Over 800 Wikipedia editors have signed a petition promising collective action after the Wikimedia Foundation disbanded a six-person engineering team that built the tools volunteers actually use: plagiarism detectors, dark mode, chart and graph features. The Community Tech team was one of the few bridges between the foundation’s paid staff and the site’s unpaid workforce.
On May 20, the WMF announced it was dissolving the team, calling the centralized structure a source of “frequent bottlenecks and delays.” The work would be distributed across other teams. Editors were not persuaded.
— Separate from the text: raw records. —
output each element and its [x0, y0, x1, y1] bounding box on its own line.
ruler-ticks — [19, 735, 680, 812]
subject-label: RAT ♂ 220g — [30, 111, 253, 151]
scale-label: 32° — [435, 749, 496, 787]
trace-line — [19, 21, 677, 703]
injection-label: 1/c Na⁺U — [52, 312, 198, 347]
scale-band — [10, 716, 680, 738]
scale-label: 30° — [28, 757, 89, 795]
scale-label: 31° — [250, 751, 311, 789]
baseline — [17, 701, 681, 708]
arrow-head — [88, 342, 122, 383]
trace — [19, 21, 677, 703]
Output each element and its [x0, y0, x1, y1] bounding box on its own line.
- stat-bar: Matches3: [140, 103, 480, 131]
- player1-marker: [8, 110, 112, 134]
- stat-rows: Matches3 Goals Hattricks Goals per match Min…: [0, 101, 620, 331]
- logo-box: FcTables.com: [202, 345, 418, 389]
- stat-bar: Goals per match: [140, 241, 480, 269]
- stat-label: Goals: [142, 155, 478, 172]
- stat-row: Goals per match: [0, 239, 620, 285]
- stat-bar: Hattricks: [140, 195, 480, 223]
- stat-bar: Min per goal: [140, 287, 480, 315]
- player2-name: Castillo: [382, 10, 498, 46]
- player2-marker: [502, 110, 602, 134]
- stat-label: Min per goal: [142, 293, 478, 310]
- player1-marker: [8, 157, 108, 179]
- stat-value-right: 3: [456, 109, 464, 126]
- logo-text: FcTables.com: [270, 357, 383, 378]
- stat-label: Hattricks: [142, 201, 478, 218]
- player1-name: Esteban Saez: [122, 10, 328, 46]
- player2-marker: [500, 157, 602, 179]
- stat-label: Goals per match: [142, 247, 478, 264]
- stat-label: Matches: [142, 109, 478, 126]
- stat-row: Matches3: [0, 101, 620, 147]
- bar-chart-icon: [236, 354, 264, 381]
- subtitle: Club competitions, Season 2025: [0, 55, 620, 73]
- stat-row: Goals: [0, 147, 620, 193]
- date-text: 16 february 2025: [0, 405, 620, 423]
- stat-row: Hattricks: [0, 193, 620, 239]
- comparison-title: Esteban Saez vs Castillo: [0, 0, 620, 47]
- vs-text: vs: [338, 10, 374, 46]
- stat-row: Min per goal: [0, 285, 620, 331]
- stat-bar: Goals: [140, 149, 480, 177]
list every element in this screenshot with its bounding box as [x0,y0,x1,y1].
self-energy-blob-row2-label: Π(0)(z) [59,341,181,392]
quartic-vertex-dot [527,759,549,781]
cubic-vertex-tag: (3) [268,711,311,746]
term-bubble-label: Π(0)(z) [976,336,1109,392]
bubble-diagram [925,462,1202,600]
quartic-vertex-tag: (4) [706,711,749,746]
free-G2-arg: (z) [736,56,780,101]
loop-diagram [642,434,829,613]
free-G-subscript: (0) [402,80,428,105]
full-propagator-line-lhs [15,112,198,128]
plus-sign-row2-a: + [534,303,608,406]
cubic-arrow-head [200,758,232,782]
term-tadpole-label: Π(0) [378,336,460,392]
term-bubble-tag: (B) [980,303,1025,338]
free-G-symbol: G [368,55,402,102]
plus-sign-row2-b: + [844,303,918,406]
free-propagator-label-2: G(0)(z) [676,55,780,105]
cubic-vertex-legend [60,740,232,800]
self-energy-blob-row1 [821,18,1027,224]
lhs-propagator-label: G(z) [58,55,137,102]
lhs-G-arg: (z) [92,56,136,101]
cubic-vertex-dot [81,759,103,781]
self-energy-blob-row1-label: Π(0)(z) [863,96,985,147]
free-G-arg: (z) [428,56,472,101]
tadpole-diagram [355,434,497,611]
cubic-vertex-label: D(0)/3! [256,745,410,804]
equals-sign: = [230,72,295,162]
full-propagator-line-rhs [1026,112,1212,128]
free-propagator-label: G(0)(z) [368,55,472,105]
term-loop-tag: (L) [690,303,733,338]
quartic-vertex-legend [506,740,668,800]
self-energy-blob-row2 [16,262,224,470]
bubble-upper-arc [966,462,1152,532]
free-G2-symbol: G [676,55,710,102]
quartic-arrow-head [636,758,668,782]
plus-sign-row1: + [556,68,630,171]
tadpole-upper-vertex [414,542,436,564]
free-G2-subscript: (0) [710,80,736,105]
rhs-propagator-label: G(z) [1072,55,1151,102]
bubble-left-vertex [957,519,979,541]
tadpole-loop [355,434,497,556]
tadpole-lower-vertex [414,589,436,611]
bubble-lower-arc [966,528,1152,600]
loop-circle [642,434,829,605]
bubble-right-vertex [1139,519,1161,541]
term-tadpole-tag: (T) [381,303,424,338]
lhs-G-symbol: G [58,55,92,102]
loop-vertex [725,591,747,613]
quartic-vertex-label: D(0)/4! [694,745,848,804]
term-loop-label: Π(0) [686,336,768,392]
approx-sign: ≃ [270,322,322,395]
“If it’s not about the money, it’s not about the union, why aren’t you backtracking like hell right now?” said Hannah Clover, an editor and former Wikimedian of the Year.
The union comment is not incidental. Foundation staff recently announced their intent to organize as Wiki Workers United. The WMF denies the layoffs are connected, telling The Register the decision was “not in any way connected to discussions about unionizing.” The timing has done it no favors.
What does a Wikipedia strike look like? Under one proposal, editors would remove only the most egregious abuse — personal information, harassment, fabricated claims about living people. Routine vandalism, spam, and minor rule-breaking would go unmoderated. Pages could go blank or drift out of date.
Volunteers have also discussed sabotaging the donation banners that appear across Wikipedia — either disabling them or repurposing them to critique the layoffs. The foundation pulled in over $200 million last fiscal year and employs roughly 700 paid staff.
Co-founder Jimmy Wales has been arguing with contributors on discussion pages, telling them it’s “time to get serious about meeting community needs.” Volunteers, by and large, were not comforted.
A former WMF employee put it more bluntly to The Verge: “This follows a pattern of breaking up community-facing teams with the idea that now everyone’s going to be responsible for it. And what happens every time is no one’s responsible for it, and then it gets neglected.”